Closing arguments underway in Juneau gun shop lawsuit trial

Attorney Mark Choate (right) recreates the murder of Simone Kim and its immediate aftermath during closing arguments to the jury on Thursday. Attorney Jon Choate portrays the wounded Kim. (Photo by Matt Miller/KTOO)
Attorney Mark Choate (right) recreates the murder of Simone Kim and its immediate aftermath during closing arguments to the jury on Thursday. Attorney Jon Choate portrays the wounded Kim. (Photo by Matt Miller/KTOO)

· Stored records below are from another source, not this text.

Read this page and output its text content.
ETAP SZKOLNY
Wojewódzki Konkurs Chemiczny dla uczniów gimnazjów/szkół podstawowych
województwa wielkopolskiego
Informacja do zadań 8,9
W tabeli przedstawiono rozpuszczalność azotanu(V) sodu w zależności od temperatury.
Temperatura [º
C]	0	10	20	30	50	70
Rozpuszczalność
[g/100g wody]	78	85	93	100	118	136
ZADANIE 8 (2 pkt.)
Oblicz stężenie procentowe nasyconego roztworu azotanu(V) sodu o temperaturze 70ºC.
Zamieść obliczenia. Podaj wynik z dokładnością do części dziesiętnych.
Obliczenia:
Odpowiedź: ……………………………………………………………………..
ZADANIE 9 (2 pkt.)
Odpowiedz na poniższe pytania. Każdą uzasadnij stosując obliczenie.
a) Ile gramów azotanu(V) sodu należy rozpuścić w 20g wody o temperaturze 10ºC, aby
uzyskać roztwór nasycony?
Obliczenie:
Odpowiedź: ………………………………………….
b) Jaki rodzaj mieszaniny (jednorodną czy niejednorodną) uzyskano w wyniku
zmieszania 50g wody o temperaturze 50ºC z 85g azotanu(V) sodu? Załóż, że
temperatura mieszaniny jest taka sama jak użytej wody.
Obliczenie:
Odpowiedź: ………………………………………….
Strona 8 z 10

The attorney for the family of a murdered Anchorage man called a Juneau gun shop owner a selfish and stubborn man whose refusal to change his sloppy business practices led to the homicide.

Closing arguments got underway Thursday afternoon in the wrongful death lawsuit filed against Ray Coxe of Rayco Sales. The family of Simone Kim alleges that Coxe’s negligence led to Jason Coday walking out of the store with a rifle only two days before the 2006 murder.

Kim family attorney Mark Choate said Coxe casually disregarded federal laws for reporting gun transactions whenever it suited him.

“He loves to sell them. But he loves to sell them his way,” Choate said. “He loves to sell them the way he’s always sold them because, by gosh, that’s what’s important to him.”

The Kim family alleges that Coxe sold the 10-22 Ruger rifle without a background check or Coday filling out a required Form 4473.

“We go through all the things that led to gun laws where we have national systems where you have to call in to make sure that the person isn’t a felon, a fugitive, meth addict, mentally ill or a domestic violence person,” Choate said.

Choate suggested that Coxe deliberately set up a VCR for a backup video surveillance system so that it would deliberately malfunction before a police officer arrived to inspect it on the day of the murder.

The VCR’s operation has become a central issue for both sides in the case. At dispute is whether the tape simply stopped at the end of an extended recording or whether it rewound and started playing again. And does it operate differently if the record-enable tab on the videocassette is removed? Jurors will get to experiment with the VCR during their deliberations in the jury room.

Coxe’s attorney Tony Sholty will make his closing arguments on Friday before Choate makes a rebuttal and the case goes to the jury.

It’s unknown how long the jury will deliberate, but they must first determine whether Coxe violated federal law by willingly and knowingly selling, delivering, or transferring the rifle to Coday. Another claim of negligent entrustment centers on whether Coxe knew if Coday would have used the rifle to harm someone else.

Jury considerations and punitive phase

The standard of proof is lower in civil cases than in criminal matters. Jurors must determine if the evidence makes the plaintiffs’ case more likely than not, rather than to be sure beyond reasonable doubt as in criminal cases.

The jury will have to work through a long, complicated special verdict form in which they apportion liability between Coday and Coxe, determine economic losses, assign amounts for Kim’s pain and suffering, adjust for the loss of his companionship and his help around the Kim household, and determine whether there should be special considerations for his parents as dependents.

If the jury decides to levy punitive damages against Coxe, then jurors will return to the courtroom for a second phase of the trial. That will be for any reckless indifference, malice or outrageous conduct. Arguments will likely be short before the jury begins another round of deliberations.

Testimony wrap-up

In other developments on Thursday, former Juneau police Lt. Walt Bowman said he contacted the Bureau of Alcohol, Tobacco and Firearms in 2002 because he was concerned about loose inventory control and lax security at Rayco Sales. Bowman testified about firearms stolen from the store, but the Juneau Police Department did not investigate any illegal sales there.

Jurors also heard the rest of a deposition taken from customer and former clerk Stan Bickham who wondered if Coxe was losing money because unlocked long guns were located near the door and could be easily stolen.